Perseus Mining Ghana has released its June 2025 Quarterly Report, offering a comprehensive overview of operational performance at the Edikan Gold Mine.
The report reflects a challenging quarter marked by declining production and increased costs, even as gold sales and revenues remained steady due to favourable pricing.
“Edikan produced 38,865 ounces of gold at a production cost of US$1,060 per ounce and an AISC of US$1,482 per ounce during the quarter.
“Edikan’s production was down and AISC was up compared to the previous quarter.”
Perseus Mining June 2025 Quarterly Report
The report acknowledged a 7% drop in gold production and a 26% rise in AISC compared to the prior quarter.
Despite these setbacks, Edikan managed to sell 42,033 ounces of gold, 4% more than in the previous period, at a weighted average realised price of US$2,932 per ounce.
This elevated gold price, US$381 higher than the preceding quarter contributed to an average cash margin of US$1,451 per ounce and resulted in a notional cashflow of US$56 million, only 2% below the prior quarter’s figure.
Operationally, Edikan’s challenges were tied to the transition from the AG and Fetish pits to the new Nkosuo pit.

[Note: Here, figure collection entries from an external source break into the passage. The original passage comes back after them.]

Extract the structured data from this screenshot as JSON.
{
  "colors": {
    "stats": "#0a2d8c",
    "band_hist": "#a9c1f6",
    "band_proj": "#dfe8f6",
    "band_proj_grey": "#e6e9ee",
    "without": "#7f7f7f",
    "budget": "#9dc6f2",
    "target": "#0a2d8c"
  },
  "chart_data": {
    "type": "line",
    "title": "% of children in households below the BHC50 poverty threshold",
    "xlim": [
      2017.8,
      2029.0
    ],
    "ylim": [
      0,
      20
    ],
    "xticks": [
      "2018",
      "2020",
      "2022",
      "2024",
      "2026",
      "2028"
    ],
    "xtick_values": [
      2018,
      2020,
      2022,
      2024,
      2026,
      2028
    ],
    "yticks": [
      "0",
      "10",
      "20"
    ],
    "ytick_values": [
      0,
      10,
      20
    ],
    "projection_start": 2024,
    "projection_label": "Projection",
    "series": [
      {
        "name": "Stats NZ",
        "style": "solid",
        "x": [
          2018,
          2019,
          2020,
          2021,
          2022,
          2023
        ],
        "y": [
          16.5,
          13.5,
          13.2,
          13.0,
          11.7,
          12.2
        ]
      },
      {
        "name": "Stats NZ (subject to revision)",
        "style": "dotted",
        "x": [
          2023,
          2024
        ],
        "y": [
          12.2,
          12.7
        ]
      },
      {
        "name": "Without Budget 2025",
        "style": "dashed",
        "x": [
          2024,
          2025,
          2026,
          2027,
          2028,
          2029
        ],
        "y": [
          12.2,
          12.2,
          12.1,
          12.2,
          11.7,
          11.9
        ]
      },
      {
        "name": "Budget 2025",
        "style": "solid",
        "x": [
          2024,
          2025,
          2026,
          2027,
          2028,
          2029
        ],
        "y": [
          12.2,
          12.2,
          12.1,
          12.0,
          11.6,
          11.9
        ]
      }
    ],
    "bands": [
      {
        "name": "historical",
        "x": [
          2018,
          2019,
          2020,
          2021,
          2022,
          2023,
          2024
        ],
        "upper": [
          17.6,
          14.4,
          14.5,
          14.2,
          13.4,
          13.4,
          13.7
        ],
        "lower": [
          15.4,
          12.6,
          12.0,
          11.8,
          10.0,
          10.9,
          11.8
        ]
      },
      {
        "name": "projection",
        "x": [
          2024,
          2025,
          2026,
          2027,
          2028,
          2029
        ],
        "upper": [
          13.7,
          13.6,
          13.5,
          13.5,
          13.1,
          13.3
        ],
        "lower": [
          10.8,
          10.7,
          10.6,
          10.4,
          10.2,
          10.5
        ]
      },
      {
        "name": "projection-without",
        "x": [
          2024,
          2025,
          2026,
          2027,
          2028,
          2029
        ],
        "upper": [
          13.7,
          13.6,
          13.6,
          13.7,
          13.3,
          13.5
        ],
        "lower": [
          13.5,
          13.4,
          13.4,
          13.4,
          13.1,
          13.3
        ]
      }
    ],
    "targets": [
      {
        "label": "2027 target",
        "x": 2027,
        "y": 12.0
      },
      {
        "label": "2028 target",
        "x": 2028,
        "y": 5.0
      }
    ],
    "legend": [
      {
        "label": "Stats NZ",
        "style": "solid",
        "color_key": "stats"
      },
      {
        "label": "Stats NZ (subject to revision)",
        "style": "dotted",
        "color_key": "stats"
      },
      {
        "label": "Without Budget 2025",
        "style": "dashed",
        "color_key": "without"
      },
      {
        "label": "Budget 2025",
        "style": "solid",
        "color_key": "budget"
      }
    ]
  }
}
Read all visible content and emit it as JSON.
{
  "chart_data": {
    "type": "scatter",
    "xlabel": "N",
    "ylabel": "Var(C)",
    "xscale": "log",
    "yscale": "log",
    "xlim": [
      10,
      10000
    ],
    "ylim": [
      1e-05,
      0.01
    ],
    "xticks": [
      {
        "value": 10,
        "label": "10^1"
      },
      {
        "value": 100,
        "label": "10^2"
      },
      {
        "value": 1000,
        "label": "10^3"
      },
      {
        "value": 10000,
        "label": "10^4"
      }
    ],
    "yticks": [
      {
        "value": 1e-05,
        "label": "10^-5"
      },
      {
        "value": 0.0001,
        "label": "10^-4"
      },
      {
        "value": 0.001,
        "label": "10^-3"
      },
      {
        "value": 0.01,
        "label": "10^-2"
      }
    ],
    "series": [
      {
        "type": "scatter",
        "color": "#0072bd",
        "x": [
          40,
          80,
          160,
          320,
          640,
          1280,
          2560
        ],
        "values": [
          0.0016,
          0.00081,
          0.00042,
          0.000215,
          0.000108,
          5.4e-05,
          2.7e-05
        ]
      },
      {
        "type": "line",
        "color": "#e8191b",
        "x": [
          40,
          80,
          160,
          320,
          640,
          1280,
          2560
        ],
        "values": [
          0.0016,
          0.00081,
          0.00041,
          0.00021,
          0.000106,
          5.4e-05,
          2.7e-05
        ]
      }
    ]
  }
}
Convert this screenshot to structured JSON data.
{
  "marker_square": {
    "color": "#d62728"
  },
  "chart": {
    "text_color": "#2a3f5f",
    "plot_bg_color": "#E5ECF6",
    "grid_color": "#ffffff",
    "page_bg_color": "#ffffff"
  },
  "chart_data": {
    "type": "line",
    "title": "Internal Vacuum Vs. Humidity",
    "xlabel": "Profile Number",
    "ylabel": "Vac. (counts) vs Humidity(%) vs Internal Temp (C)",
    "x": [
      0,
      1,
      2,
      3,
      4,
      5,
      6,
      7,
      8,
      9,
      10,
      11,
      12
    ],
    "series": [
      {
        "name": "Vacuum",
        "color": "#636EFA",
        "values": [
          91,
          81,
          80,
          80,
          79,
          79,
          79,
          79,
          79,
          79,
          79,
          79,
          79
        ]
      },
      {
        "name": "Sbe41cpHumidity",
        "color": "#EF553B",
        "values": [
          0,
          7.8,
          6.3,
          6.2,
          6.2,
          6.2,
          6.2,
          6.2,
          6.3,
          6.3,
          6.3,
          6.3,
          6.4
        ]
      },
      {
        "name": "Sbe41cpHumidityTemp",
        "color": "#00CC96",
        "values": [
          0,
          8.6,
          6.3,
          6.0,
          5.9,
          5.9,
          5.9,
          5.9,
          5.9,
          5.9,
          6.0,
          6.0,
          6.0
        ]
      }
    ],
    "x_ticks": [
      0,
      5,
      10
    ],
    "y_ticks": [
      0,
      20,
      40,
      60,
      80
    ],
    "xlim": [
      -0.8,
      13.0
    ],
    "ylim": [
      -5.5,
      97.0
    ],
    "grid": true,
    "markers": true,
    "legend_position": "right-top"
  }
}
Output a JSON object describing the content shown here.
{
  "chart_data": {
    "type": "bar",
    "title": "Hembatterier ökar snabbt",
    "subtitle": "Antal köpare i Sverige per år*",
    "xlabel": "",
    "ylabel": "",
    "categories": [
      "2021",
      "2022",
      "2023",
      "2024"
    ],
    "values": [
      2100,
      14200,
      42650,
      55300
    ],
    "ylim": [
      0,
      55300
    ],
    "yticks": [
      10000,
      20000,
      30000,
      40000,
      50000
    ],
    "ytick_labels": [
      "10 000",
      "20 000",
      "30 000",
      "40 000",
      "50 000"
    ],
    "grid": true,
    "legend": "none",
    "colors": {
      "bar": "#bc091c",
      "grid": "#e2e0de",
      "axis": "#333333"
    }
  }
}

According to the report, “the head grade of processed ore declined from 0.95 grams per tonne to 0.86 g/t, while gold recovery fell slightly from 88.3% to 87.9%.” Throughput also dipped marginally to 794 tonnes per hour, and mill run-time showed a modest improvement to 93%, up from 90%.
“AISC for the quarter was US$1,482 per ounce, US$305 per ounce higher than the previous quarter.
“This increase reflects the transition from the AG and Fetish pits to the Nkosuo pit, resulting in a higher strip ratio during early-stage mining and lower recovery from processing oxide material rather than fresh ore that was mined in AG and Fetish.”
Perseus Mining June 2025 Quarterly Report
Compounding these operational shifts, heavy rains disrupted mining schedules and led to the use of lower-grade stockpiles, further weakening head grades and output.
Government Eases Land Disputes

Land access issues also played a pivotal role in the quarter’s subdued performance. Mining at the Nkosuo deposit was hindered by unresolved compensation negotiations with landowners and farmers.
Progress in this regard had lagged, but the report confirmed that “subsequent to the end of the quarter, the Ghanaian government has intervened, and a resolution is considered imminent.”
Once land access is secured, Perseus anticipates gaining access to higher-grade material, which could improve performance in the next quarter.
Perseus completed mining in the current phase of the Fetish Pit and redirected equipment to the Nkosuo area.
The report noted that final mining activities in the AG Pit were delayed due to persistent wet conditions but are expected to resume shortly.
Looking ahead, the company is developing plans for further cutbacks at the Fetish pit and initiating future operations at the Esuajah North Pit.
Resource Estimates Remain Stable

In assessing the mineral resource to mill reconciliation, the report revealed that “ore tonnes processed during Q4 FY25 exceeded predictions by 10%, but with an 11% reduction in head grade, resulting in 2% less contained gold.”
These discrepancies were largely attributed to constraints at the bottom of the Fetish pit and unforeseen interactions with historical artisanal workings in the Nkosuo deposit.
However, the report reassured that despite short-term volatility, “the 12-month performance remains within an acceptable range,” with block model estimates aligning closely with actual milled grades.
Despite the shortfall in production and increased costs, Perseus remains optimistic about future performance.
The company continues to express confidence in the long-term viability of the Edikan operation, citing ongoing investments in infrastructure and mine development.
The quarterly report underscores the complexities of transitioning between mining zones and the delicate balance between operational performance, cost management, and stakeholder relations.
While the current quarter posed headwinds, the company’s strategic focus on improving land access, recalibrating mine plans, and optimising operational processes signals a proactive approach to sustaining profitability.